In our special issue “Black Girlhood and Kinship” in the journal Women, Gender, and Families of Color, we focus on the subject of kinship and black girls in a diasporic framework.  By drawing attention to how coming of age is a relational process, contributors reveal how girls seek both interdependence and independence in relation with others. The girls presented in these articles navigate conflicting loyalties and multiple obligations.  They demand protection and assert their autonomy. They seek love and rebel against authority. Through their words and actions, we can come to understand how girls create their own kin networks for their own purposes even as they answer to adult demands.

We know that adults often underestimate black girls, and that black girls face intertwined forces of sexism and racism in their daily lives.  But, we wanted to ask: What modes of analysis help scholars better understand black girls’ sense of self and the ways in which they navigate the world around them? 

To center black girls’ worldview, one must write and research from a decolonial and black feminist perspective. Traditionally, scholarship on black youth has started with the assumption that black youth are “endangered,” or their families are “disorganized,” or black teen girls turn into unwed mothers.  But in this special issue, the articles shift the debate.

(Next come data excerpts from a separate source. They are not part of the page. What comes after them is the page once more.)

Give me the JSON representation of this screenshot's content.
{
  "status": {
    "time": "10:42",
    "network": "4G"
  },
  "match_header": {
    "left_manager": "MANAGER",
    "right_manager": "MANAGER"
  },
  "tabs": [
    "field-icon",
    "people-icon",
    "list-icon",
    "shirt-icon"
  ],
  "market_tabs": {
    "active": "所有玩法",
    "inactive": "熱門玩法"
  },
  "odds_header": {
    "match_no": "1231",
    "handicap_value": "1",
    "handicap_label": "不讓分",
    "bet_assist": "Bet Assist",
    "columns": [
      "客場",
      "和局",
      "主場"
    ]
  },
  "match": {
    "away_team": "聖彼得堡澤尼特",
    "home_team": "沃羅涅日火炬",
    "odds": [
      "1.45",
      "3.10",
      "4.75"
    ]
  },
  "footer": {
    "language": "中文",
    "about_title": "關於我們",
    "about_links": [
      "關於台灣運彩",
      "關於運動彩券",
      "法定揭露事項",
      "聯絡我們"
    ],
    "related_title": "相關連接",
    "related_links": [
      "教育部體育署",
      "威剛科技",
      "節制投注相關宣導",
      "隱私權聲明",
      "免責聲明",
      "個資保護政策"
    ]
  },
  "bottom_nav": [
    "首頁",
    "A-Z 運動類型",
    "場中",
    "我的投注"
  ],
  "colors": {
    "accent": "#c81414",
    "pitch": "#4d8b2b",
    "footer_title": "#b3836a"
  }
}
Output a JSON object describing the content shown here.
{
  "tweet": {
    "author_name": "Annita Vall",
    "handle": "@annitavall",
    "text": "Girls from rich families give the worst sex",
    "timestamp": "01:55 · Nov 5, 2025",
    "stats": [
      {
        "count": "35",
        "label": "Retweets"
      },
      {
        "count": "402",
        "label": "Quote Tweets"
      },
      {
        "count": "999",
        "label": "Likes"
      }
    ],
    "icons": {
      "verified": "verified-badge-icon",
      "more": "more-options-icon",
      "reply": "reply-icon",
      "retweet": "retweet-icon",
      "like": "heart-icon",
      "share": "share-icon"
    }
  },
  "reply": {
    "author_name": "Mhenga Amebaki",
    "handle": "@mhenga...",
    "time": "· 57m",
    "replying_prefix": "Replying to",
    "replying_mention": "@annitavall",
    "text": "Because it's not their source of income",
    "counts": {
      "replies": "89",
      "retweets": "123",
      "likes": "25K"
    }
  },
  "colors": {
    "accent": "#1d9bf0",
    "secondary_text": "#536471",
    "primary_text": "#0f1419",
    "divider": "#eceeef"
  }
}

Instead, they focus on how black girls (re)made (and continue to remake) families when they are left alone, how black girls focus on being daughters as a way to assert a full personhood, how black girls search for love and protection, and how they find ways to find privacy in a world that might surveil them.  Following Saidiya Hartman’s call in her recent study of young black women’s intimate lives in turn-of-the-century American cities, we must recognize the “revolutionary ideals that animated ordinary lives” and contend with the many ways in which black girls “were radical thinkers who tirelessly imagined other ways to live and never failed to consider how the world might be otherwise” (Hartman 2019, xv).  Contributors to this special issue find such “beautiful experiments” playing out in a wide variety of historical contexts, each with their own particular constraints and possibilities.  Together, the articles off an opportunity to consider the kinship strategies of black girls across time and space, with essays focused on liberated girls in post-emancipation Senegal, orphans at the Howard School in Brooklyn in the 1910s, mixed-race girls in post-War Germany, contemporary black girls as producers of digital culture, and autoethnography and memoir as sites for theorizing girlhood and kinship. By presenting this new research, we hope to prompt further inquiry as to what families look like from the perspective of black girls.